Conséquence directe de la révocation, en juin 2022, par la Cour suprême de la garantie fédérale du droit à l’avortement, la mortalité infantile a fortement augmenté, de 7 %, selon une nouvelle étude qui vient de paraître. Écrite par Maria Gallo, professeure d’épidémiologie spécialiste de la santé reproductive, et Parvati Singh, de l’université de l’Ohio, elle a été publiée dans le supplément pédiatrique du Journal de l’Association médicale américaine. Elle analyse une base de données nationale et ses résultats sur les conséquences des restrictions à l’IVG dans au moins 20 États américains, notamment au Texas où l’avortement est désormais interdit, y compris en cas d’inceste ou de viol. Faute de pouvoir interrompre leur grossesse, nombre de femmes donnent naissances à des bébés atteints d’anomalies congénitales qui décèdent rapidement. « Ce sont des cas dans lesquels, avant la décision de la Cour suprême, il aurait été possible d’avorter plutôt que de mener la grossesse à terme et de devoir assister à la mort de son enfant », souligne Maria Gallo. Une décision de la Cour suprême supposée « protéger la vie » mais qui s’avère en fait mortifère.
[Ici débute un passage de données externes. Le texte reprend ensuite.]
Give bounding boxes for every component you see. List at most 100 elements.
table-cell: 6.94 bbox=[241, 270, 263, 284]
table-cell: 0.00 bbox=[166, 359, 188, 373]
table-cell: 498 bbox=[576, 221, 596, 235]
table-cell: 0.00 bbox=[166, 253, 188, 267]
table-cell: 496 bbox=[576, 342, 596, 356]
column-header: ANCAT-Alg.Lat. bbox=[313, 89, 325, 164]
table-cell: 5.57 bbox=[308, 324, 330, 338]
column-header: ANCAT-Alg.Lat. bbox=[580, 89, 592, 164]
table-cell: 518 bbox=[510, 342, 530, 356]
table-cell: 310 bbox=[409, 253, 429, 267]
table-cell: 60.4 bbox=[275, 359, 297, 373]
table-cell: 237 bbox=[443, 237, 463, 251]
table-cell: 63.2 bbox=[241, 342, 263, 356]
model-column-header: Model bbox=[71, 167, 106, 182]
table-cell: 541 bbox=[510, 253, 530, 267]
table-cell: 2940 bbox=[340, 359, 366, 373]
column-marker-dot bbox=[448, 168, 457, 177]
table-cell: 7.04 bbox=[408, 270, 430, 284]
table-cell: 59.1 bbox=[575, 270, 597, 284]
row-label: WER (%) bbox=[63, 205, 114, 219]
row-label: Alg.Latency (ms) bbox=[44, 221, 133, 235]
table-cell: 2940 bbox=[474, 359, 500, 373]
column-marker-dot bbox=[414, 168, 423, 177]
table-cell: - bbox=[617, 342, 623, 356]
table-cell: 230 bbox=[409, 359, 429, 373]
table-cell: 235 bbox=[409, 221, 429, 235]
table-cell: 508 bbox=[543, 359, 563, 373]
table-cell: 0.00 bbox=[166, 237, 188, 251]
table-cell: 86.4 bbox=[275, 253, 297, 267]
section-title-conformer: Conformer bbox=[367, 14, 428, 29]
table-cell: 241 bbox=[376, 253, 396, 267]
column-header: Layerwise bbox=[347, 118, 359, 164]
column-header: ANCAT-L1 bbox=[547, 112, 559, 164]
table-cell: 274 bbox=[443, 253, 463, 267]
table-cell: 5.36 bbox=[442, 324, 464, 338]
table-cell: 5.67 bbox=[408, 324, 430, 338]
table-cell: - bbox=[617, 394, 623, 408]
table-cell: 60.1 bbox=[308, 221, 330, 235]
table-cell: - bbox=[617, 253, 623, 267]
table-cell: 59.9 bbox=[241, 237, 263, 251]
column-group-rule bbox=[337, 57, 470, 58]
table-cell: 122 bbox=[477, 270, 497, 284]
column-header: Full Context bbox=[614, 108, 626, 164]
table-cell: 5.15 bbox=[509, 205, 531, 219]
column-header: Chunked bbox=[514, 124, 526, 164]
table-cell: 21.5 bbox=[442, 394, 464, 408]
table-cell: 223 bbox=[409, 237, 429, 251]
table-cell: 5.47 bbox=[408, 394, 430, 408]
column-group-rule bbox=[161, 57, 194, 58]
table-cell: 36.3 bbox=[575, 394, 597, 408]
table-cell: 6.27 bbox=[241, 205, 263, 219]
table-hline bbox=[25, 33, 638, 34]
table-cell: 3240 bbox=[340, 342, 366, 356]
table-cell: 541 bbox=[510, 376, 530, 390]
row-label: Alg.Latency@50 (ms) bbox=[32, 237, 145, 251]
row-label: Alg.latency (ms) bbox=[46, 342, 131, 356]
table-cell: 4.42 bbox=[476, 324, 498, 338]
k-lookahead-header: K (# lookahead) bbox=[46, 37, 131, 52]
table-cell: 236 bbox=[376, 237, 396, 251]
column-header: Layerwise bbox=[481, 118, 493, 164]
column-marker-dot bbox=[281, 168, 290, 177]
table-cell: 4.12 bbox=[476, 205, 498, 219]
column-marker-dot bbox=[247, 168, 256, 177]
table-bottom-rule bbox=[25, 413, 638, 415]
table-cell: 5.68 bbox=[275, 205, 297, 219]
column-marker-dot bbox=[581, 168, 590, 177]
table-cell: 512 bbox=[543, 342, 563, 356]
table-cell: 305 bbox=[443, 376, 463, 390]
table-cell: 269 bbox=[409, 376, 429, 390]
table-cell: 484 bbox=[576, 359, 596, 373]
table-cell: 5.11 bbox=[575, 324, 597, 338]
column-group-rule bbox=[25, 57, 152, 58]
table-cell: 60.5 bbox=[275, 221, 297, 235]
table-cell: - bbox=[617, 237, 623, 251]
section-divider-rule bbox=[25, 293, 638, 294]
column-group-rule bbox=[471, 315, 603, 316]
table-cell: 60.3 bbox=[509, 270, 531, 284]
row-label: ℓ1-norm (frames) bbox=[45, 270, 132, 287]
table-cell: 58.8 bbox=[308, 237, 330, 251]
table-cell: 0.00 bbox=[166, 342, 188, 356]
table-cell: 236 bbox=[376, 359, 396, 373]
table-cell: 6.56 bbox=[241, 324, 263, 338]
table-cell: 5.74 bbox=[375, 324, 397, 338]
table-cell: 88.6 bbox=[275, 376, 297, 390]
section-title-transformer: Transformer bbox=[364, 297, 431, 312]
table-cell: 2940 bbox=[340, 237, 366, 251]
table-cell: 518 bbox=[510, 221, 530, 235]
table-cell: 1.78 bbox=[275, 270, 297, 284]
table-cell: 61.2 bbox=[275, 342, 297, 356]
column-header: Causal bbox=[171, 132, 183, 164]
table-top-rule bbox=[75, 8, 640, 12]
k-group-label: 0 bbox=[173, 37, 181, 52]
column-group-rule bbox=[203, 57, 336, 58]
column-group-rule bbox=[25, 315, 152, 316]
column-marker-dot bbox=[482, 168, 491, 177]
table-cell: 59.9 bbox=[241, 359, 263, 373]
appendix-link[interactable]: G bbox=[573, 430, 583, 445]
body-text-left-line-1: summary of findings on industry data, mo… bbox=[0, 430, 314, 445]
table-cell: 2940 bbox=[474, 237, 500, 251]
Les « négociations » sur une énième réforme de l’assurance-chômage et l’emploi de seniors ont débuté aujourd’hui à l’Unédic entre organisations patronales et syndicales. L’objectif avancé par le gouvernement et le patronat est de 400 millions d’euros d’économies… alors qu’à peine 40 % des inscrits à France Travail sont indemnisés. La CGT chômeurs organise une première journée de mobilisation dans de nombreuses villes le 30 octobre et demande une augmentation des allocations de 10 euros par jour. 300 euros minimum d’augmentation, c’est bien ce qu’il faudrait pour l’ensemble des travailleurs, avec ou sans emploi !

La SNCF va organiser des spectacles d’humour au wagon-bar sur certains trajets. La réunion d’où émane cette idée mérite sûrement son pesant d’or. Ça ressemble furieusement à une manière de justifier le prix des billets… en essayant de faire oublier le manque de moyens accordés pour faire tourner le réseau. Mais tenter de faire rire les usagers ne calmera pas leur colère devant l’état du service.

… d’après le bulletin SNCF Paris Sud-Est

Le 14 novembre 2015, lors d’une marche d’essai, une rame TGV déraillait à Eckwersheim (Bas-Rhin), faisant 11 morts et 42 blessés. Le verdict est tombé jeudi dernier : la SNCF écope de 400 000 euros d’amende, Systra (société d’ingénierie ferroviaire) de 225 000, SNCF Réseau de 150 000, le cadre traction de 15 mois de prison avec sursis et le conducteur de 7 mois avec sursis. L’accident aurait été causé par l’impatience, l’empressement et l’absence de vigilance des entreprises pour ouvrir le second tronçon LGV Paris-Strasbourg au service commercial. Comme toujours, la direction a priorisé les profits sur la sécurité et, comme toujours, les directeurs et autres donneurs d’ordre n’ont pas été inquiétés !

… d’après le bulletin SNCF Paris Sud-Est

Après Paris-Lyon, la compagnie ferroviaire italienne Trenitalia s’apprête à lancer des Paris-Marseille. Cet axe très rentable attire les convoitises, dont celle de l’espagnole Renfe. Le gouvernement espagnol a même reproché aux autorités françaises de « tout mettre en œuvre pour empêcher un véritable processus de libéralisation sur son marché ». La Renfe s’apprête aussi à entrer sur le marché italien… sur lequel est déjà positionnée la SNCF ! Les multinationales, soutenues par leurs États respectifs, tentent de s’approprier les parts de marché des unes et des autres. Cette concurrence sert de prétexte à tous les reculs au nom de la défense de « notre » entreprise. Mais, peu importe la boîte pour laquelle nous travaillons, nous partageons un intérêt commun : nous battre pour des meilleures conditions.